Sescho a écrit :Et ma réponse a été :

sescho a écrit:
Mais je suis d'accord avec cela. Le seul problème est que cela ne prouve pas pour autant (il suffit de relire ton passage) que nous connaissons adéquatement les choses singulières. "Plus nous connaissons de choses singulières" ne veut pas dire "plus nous connaissons adéquatement de choses singulières".

On n'a pas le droit d'ajouter "singulière" à "chose." De nombreux passages montrent que Spinoza emploie "chose" dans le sens général "quelque chose" (et non pas rien) et en particulier alors qu'il est clair qu'il ne s'agit pas de choses singulières.


Chere Louisa. Vous devez preter attention a l'idee de Sescho. Bien qu'il ne soit pas possible de trancher de facon breve et definitive entre son interpretation et la votre (il faudrait pour cela introduire plusieurs autres aspect et elements de la philosophie de Spinoza afind de demontrer les contradictions de certaines de vos interpretations). Votre vision ontologique et metaphysique des 'choses' (en general), comme vos exemples le montrent, est trop rigide pour pouvoir accomoder l'ontologie dynamique de Spinoza, et la simultaneite qui lui est intrinseque.

Par exemple, lorsque la raison percoit les 'choses' sous la forme de l'eternite, elle percoit leur necessite (et vous pouvez, avec une ontologie dynamique, vous defaire du predicat singulier, car sous cet aspect les choses ne sont plus singulieres: les choses qua necessite "cette nécessité des choses est la nécessité même de l'éternelle nature de Dieu."
La necessite de l'eternelle nature de Dieu ne peut etre decrite comme singuliere sous l'aspect d'eternite.

Ethique a écrit :Corollaire II : Il est de la nature de la raison de percevoir les choses sous la forme de l'éternité.

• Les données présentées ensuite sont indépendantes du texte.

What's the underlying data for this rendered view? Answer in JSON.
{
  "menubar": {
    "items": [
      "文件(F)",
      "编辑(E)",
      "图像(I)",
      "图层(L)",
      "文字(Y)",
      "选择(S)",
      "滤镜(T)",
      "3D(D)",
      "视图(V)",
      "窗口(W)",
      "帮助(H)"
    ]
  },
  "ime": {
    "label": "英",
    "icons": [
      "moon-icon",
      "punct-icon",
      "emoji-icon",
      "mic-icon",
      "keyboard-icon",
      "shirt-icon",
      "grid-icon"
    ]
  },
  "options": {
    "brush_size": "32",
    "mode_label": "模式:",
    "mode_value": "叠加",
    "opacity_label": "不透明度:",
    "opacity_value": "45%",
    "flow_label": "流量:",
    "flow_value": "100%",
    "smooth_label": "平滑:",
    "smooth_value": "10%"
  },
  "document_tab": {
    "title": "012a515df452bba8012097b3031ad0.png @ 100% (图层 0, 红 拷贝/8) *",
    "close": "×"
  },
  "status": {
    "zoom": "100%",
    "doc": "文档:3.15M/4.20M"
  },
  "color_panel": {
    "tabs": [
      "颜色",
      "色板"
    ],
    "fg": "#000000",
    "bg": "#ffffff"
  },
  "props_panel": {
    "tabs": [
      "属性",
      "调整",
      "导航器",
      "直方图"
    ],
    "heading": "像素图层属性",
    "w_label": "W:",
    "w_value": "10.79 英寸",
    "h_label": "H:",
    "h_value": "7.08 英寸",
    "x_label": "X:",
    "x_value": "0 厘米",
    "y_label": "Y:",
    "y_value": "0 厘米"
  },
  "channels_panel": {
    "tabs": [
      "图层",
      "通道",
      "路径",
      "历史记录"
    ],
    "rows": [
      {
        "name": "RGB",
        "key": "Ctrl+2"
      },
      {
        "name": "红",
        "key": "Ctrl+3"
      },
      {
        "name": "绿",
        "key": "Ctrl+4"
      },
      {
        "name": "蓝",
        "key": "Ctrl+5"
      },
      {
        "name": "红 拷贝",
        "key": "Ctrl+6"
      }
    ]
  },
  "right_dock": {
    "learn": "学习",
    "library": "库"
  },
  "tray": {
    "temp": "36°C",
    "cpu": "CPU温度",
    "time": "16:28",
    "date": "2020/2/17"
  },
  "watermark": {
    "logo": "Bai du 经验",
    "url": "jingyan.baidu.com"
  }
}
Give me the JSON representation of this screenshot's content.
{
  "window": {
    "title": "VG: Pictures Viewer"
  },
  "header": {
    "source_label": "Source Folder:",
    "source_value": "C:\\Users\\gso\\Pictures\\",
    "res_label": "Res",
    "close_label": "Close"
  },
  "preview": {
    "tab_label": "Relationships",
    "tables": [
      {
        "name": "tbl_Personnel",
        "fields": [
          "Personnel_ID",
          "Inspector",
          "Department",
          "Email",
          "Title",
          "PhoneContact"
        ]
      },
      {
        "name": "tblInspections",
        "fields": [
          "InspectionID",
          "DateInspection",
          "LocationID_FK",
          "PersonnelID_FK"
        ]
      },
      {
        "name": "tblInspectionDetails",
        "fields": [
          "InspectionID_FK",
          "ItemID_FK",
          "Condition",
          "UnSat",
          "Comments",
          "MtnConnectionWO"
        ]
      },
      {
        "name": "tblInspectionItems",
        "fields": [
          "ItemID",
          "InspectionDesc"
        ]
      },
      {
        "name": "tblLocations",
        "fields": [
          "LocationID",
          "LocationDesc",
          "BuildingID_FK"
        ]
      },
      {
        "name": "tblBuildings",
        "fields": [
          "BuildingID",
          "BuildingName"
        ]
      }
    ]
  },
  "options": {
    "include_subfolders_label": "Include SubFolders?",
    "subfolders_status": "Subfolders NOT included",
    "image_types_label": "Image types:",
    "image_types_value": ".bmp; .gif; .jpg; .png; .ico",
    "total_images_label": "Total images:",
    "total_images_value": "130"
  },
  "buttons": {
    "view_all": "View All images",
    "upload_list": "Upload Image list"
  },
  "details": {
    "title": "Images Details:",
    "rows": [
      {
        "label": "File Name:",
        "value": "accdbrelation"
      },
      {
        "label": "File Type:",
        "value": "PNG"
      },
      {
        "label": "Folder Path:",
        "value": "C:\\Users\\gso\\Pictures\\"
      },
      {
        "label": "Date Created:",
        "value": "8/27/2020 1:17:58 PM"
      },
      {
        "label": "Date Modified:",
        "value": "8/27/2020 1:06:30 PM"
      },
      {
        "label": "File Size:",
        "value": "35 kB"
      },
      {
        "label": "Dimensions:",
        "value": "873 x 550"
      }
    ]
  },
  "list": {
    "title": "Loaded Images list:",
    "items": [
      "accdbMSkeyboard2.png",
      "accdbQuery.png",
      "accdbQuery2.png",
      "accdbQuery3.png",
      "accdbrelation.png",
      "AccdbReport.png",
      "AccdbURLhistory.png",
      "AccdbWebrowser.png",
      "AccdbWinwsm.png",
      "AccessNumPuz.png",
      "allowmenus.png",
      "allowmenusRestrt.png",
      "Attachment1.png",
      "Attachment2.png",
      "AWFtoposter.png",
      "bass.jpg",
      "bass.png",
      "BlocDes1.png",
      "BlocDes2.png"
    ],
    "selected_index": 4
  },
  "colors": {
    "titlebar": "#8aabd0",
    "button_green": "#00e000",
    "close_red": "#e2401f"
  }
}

Démonstration : En effet, il est de la nature de la raison de percevoir les choses comme nécessaires et non comme contingentes (par la Propos. précédente). Or, cette nécessité des choses, la raison la perçoit selon le vrai (par la Propos. 41, partie 2), c'est-à-dire (par L'Axiome 6, partie 1) telle qu'elle est en soi. De plus (par la Propos. 16, partie 1), cette nécessité des choses est la nécessité même de l'éternelle nature de Dieu. Il est donc de la nature de la raison d'apercevoir les choses sous la forme de l'éternité.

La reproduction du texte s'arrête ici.